Submitted on Thu, 15 Dec 2016 - 06:07 PM
Alarm has been raised over last minute changes to the controversial Computer Crime Bill that the National Legislative Assembly (NLA) will vote on tomorrow. The addition of the ambiguous phrase ‘distorted content’ threatens to broaden the scope of content that could warrant prosecution.
On 15 December 2016, the NLA agenda included a newly amended draft of the Computer Crime Bill, which aims to give the state greater authority to suppress online content. In Section 14, which bans the distribution of ‘false content’, the phrase ‘distorted computer data’ appears for the first time.
Section 14. Any person who commits any offence of the following acts shall be subject to imprisonment for not more than five years or a fine of not more than one hundred thousand baht or both:
(1) that involves import to a computer system of forged or distorted computer data, either in whole or in part, or false computer data, in a manner that is likely to cause damage to that third party or the public and not an offence under defamation law of the Criminal Code
Concern is that the eleventh hour inclusion of the vague term ‘distorted computer data’ will unreasonably broaden the definition of content deemed illegal under the Computer Crime Bill.
Sarinee Achavanuntakul from the Thai Netizen Network (TNN) argues the previous banning of ‘distorted computer data’ under the Referendum Act allowed the junta to arbitrarily silence dissidents who criticised the draft constitution.
But the Referendum Act, Sarinee notes, covered only information relevant to the draft charter.
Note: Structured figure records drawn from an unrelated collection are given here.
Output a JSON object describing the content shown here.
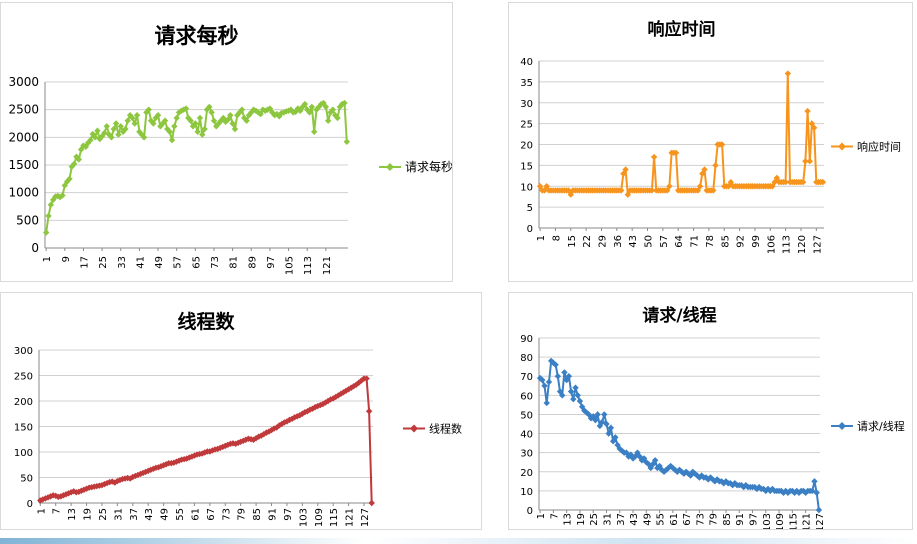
{
  "chart_data": [
    {
      "type": "line",
      "title": "请求每秒",
      "legend": "right",
      "color": "#8dc63f",
      "xlabel": "",
      "ylabel": "",
      "ylim": [
        0,
        3000
      ],
      "yticks": [
        0,
        500,
        1000,
        1500,
        2000,
        2500,
        3000
      ],
      "xticks": [
        "1",
        "9",
        "17",
        "25",
        "33",
        "41",
        "49",
        "57",
        "65",
        "73",
        "81",
        "89",
        "97",
        "105",
        "113",
        "121"
      ],
      "series": [
        {
          "name": "请求每秒",
          "values": [
            280,
            580,
            780,
            870,
            930,
            940,
            920,
            950,
            1130,
            1200,
            1250,
            1470,
            1520,
            1650,
            1600,
            1780,
            1850,
            1830,
            1900,
            1950,
            2060,
            2000,
            2120,
            1970,
            2020,
            2080,
            2200,
            2050,
            2000,
            2150,
            2250,
            2050,
            2200,
            2100,
            2150,
            2300,
            2400,
            2350,
            2250,
            2400,
            2100,
            2050,
            2000,
            2450,
            2500,
            2300,
            2250,
            2350,
            2400,
            2200,
            2250,
            2300,
            2150,
            2100,
            1950,
            2200,
            2350,
            2450,
            2480,
            2500,
            2520,
            2350,
            2300,
            2200,
            2250,
            2100,
            2350,
            2050,
            2150,
            2500,
            2550,
            2450,
            2300,
            2200,
            2250,
            2300,
            2350,
            2280,
            2320,
            2400,
            2250,
            2150,
            2400,
            2450,
            2500,
            2350,
            2300,
            2400,
            2450,
            2500,
            2480,
            2450,
            2420,
            2500,
            2480,
            2500,
            2520,
            2450,
            2400,
            2420,
            2380,
            2440,
            2450,
            2470,
            2480,
            2500,
            2450,
            2460,
            2520,
            2480,
            2550,
            2600,
            2500,
            2450,
            2550,
            2100,
            2500,
            2550,
            2600,
            2620,
            2550,
            2300,
            2450,
            2500,
            2400,
            2350,
            2550,
            2600,
            2620,
            1920
          ]
        }
      ]
    },
    {
      "type": "line",
      "title": "响应时间",
      "legend": "right",
      "color": "#f7941d",
      "xlabel": "",
      "ylabel": "",
      "ylim": [
        0,
        40
      ],
      "yticks": [
        0,
        5,
        10,
        15,
        20,
        25,
        30,
        35,
        40
      ],
      "xticks": [
        "1",
        "8",
        "15",
        "22",
        "29",
        "36",
        "43",
        "50",
        "57",
        "64",
        "71",
        "78",
        "85",
        "92",
        "99",
        "106",
        "113",
        "120",
        "127"
      ],
      "series": [
        {
          "name": "响应时间",
          "values": [
            10,
            9,
            9,
            10,
            9,
            9,
            9,
            9,
            9,
            9,
            9,
            9,
            9,
            9,
            8,
            9,
            9,
            9,
            9,
            9,
            9,
            9,
            9,
            9,
            9,
            9,
            9,
            9,
            9,
            9,
            9,
            9,
            9,
            9,
            9,
            9,
            9,
            9,
            13,
            14,
            8,
            9,
            9,
            9,
            9,
            9,
            9,
            9,
            9,
            9,
            9,
            9,
            17,
            9,
            9,
            9,
            9,
            9,
            9,
            10,
            18,
            18,
            18,
            9,
            9,
            9,
            9,
            9,
            9,
            9,
            9,
            9,
            9,
            10,
            13,
            14,
            9,
            9,
            9,
            9,
            15,
            20,
            20,
            20,
            10,
            10,
            10,
            11,
            10,
            10,
            10,
            10,
            10,
            10,
            10,
            10,
            10,
            10,
            10,
            10,
            10,
            10,
            10,
            10,
            10,
            10,
            10,
            11,
            12,
            11,
            11,
            11,
            11,
            37,
            11,
            11,
            11,
            11,
            11,
            11,
            11,
            16,
            28,
            16,
            25,
            24,
            11,
            11,
            11,
            11
          ]
        }
      ]
    },
    {
      "type": "line",
      "title": "线程数",
      "legend": "right",
      "color": "#c0393b",
      "xlabel": "",
      "ylabel": "",
      "ylim": [
        0,
        300
      ],
      "yticks": [
        0,
        50,
        100,
        150,
        200,
        250,
        300
      ],
      "xticks": [
        "1",
        "7",
        "13",
        "19",
        "25",
        "31",
        "37",
        "43",
        "49",
        "55",
        "61",
        "67",
        "73",
        "79",
        "85",
        "91",
        "97",
        "103",
        "109",
        "115",
        "121",
        "127"
      ],
      "series": [
        {
          "name": "线程数",
          "values": [
            5,
            7,
            9,
            11,
            13,
            15,
            14,
            12,
            13,
            15,
            17,
            19,
            21,
            23,
            21,
            22,
            24,
            26,
            28,
            30,
            31,
            32,
            33,
            34,
            35,
            37,
            39,
            41,
            42,
            40,
            43,
            45,
            47,
            48,
            49,
            48,
            51,
            53,
            55,
            57,
            59,
            61,
            63,
            65,
            67,
            69,
            70,
            72,
            74,
            76,
            78,
            78,
            79,
            81,
            83,
            85,
            86,
            87,
            89,
            91,
            93,
            95,
            96,
            97,
            99,
            101,
            101,
            103,
            105,
            106,
            108,
            110,
            112,
            114,
            116,
            117,
            116,
            118,
            120,
            122,
            124,
            126,
            125,
            124,
            127,
            130,
            132,
            135,
            138,
            140,
            143,
            146,
            148,
            152,
            155,
            158,
            160,
            163,
            165,
            168,
            170,
            172,
            175,
            178,
            180,
            183,
            185,
            188,
            190,
            192,
            194,
            197,
            200,
            203,
            205,
            208,
            211,
            214,
            217,
            220,
            223,
            226,
            229,
            232,
            236,
            240,
            244,
            244,
            180,
            0
          ]
        }
      ]
    },
    {
      "type": "line",
      "title": "请求/线程",
      "legend": "right",
      "color": "#3b7fc4",
      "xlabel": "",
      "ylabel": "",
      "ylim": [
        0,
        90
      ],
      "yticks": [
        0,
        10,
        20,
        30,
        40,
        50,
        60,
        70,
        80,
        90
      ],
      "xticks": [
        "1",
        "7",
        "13",
        "19",
        "25",
        "31",
        "37",
        "43",
        "49",
        "55",
        "61",
        "67",
        "73",
        "79",
        "85",
        "91",
        "97",
        "103",
        "109",
        "115",
        "121",
        "127"
      ],
      "series": [
        {
          "name": "请求/线程",
          "values": [
            69,
            68,
            65,
            56,
            67,
            78,
            77,
            76,
            70,
            62,
            60,
            72,
            68,
            70,
            62,
            58,
            64,
            60,
            57,
            54,
            52,
            51,
            50,
            48,
            49,
            47,
            50,
            44,
            46,
            50,
            45,
            40,
            43,
            36,
            38,
            34,
            32,
            31,
            30,
            30,
            28,
            29,
            27,
            28,
            30,
            28,
            26,
            27,
            25,
            24,
            22,
            24,
            26,
            22,
            23,
            21,
            20,
            21,
            22,
            23,
            22,
            21,
            20,
            21,
            20,
            19,
            20,
            19,
            18,
            20,
            19,
            18,
            17,
            18,
            17,
            17,
            16,
            17,
            16,
            15,
            16,
            15,
            15,
            14,
            15,
            14,
            14,
            13,
            14,
            13,
            13,
            13,
            12,
            13,
            12,
            12,
            12,
            12,
            11,
            12,
            11,
            11,
            10,
            11,
            10,
            11,
            10,
            10,
            10,
            10,
            9,
            10,
            9,
            10,
            10,
            9,
            10,
            9,
            10,
            10,
            9,
            10,
            10,
            10,
            15,
            9,
            0
          ]
        }
      ]
    }
  ]
}
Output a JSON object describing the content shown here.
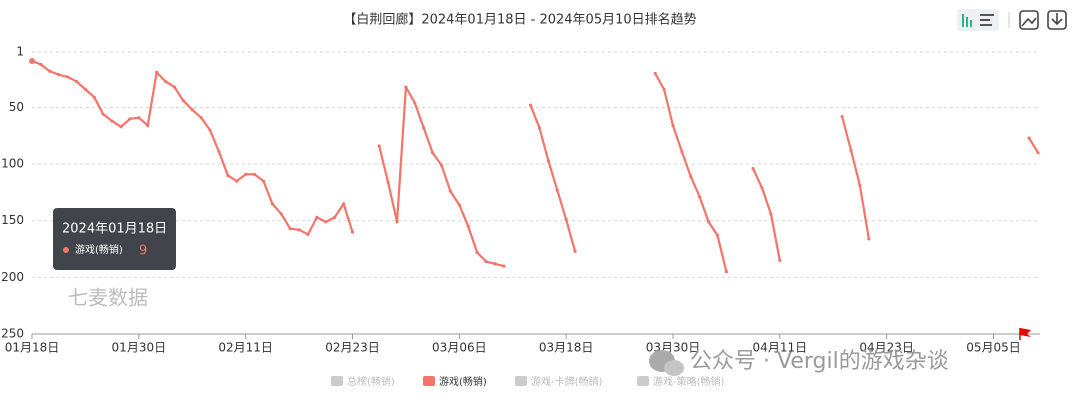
{
  "chart_data": {
    "type": "line",
    "title": "【白荆回廊】2024年01月18日 - 2024年05月10日排名趋势",
    "categories": [
      "01月18日",
      null,
      null,
      null,
      null,
      null,
      null,
      null,
      null,
      null,
      null,
      null,
      "01月30日",
      null,
      null,
      null,
      null,
      null,
      null,
      null,
      null,
      null,
      null,
      null,
      "02月11日",
      null,
      null,
      null,
      null,
      null,
      null,
      null,
      null,
      null,
      null,
      null,
      "02月23日",
      null,
      null,
      null,
      null,
      null,
      null,
      null,
      null,
      null,
      null,
      null,
      "03月06日",
      null,
      null,
      null,
      null,
      null,
      null,
      null,
      null,
      null,
      null,
      null,
      "03月18日",
      null,
      null,
      null,
      null,
      null,
      null,
      null,
      null,
      null,
      null,
      null,
      "03月30日",
      null,
      null,
      null,
      null,
      null,
      null,
      null,
      null,
      null,
      null,
      null,
      "04月11日",
      null,
      null,
      null,
      null,
      null,
      null,
      null,
      null,
      null,
      null,
      null,
      "04月23日",
      null,
      null,
      null,
      null,
      null,
      null,
      null,
      null,
      null,
      null,
      null,
      "05月05日",
      null,
      null,
      null,
      null,
      null
    ],
    "series": [
      {
        "name": "游戏(畅销)",
        "color": "#f4746a",
        "values": [
          9,
          12,
          18,
          21,
          23,
          27,
          34,
          41,
          56,
          62,
          67,
          60,
          59,
          66,
          19,
          27,
          32,
          44,
          52,
          59,
          70,
          89,
          110,
          115,
          109,
          109,
          115,
          135,
          144,
          157,
          158,
          162,
          147,
          151,
          147,
          135,
          160,
          null,
          null,
          84,
          116,
          151,
          32,
          46,
          68,
          90,
          101,
          124,
          136,
          155,
          178,
          186,
          188,
          190,
          null,
          null,
          48,
          68,
          97,
          123,
          149,
          177,
          null,
          null,
          null,
          null,
          null,
          null,
          null,
          null,
          20,
          34,
          66,
          89,
          111,
          129,
          151,
          163,
          195,
          null,
          null,
          104,
          121,
          144,
          185,
          null,
          null,
          null,
          null,
          null,
          null,
          58,
          88,
          119,
          166,
          null,
          null,
          null,
          null,
          null,
          null,
          null,
          null,
          null,
          null,
          null,
          null,
          null,
          null,
          null,
          null,
          null,
          77,
          90
        ]
      }
    ],
    "legend": [
      {
        "name": "总榜(畅销)",
        "active": false
      },
      {
        "name": "游戏(畅销)",
        "active": true
      },
      {
        "name": "游戏-卡牌(畅销)",
        "active": false
      },
      {
        "name": "游戏-策略(畅销)",
        "active": false
      }
    ],
    "ylim": [
      1,
      250
    ],
    "yticks": [
      1,
      50,
      100,
      150,
      200,
      250
    ],
    "y_inverted": true,
    "grid": true,
    "tooltip_title": "2024年01月18日",
    "watermark": "七麦数据",
    "overlay_text": "公众号 · Vergil的游戏杂谈"
  }
}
If ‘distorted’ online data of any kind is banned, prosecution cases will skyrocket.
“It's not any law's job to dictate what's ‘true’, ‘false’ or ‘distorted’ … Any law that tries to do this therefore essentially tries to control thought,” says Sarinee.
Questions have also been raised over the justification for changing the wording of the bill. The phrase was not proposed during a forum held by the NLA on 23 November 2016 to collect opinions on the draft bill.
Voting on the Computer Crime Bill was postponed from 15 December to 16 December with the circulation of a change.org petition protesting the proposed law that has collected 341, 482 signatures at press time.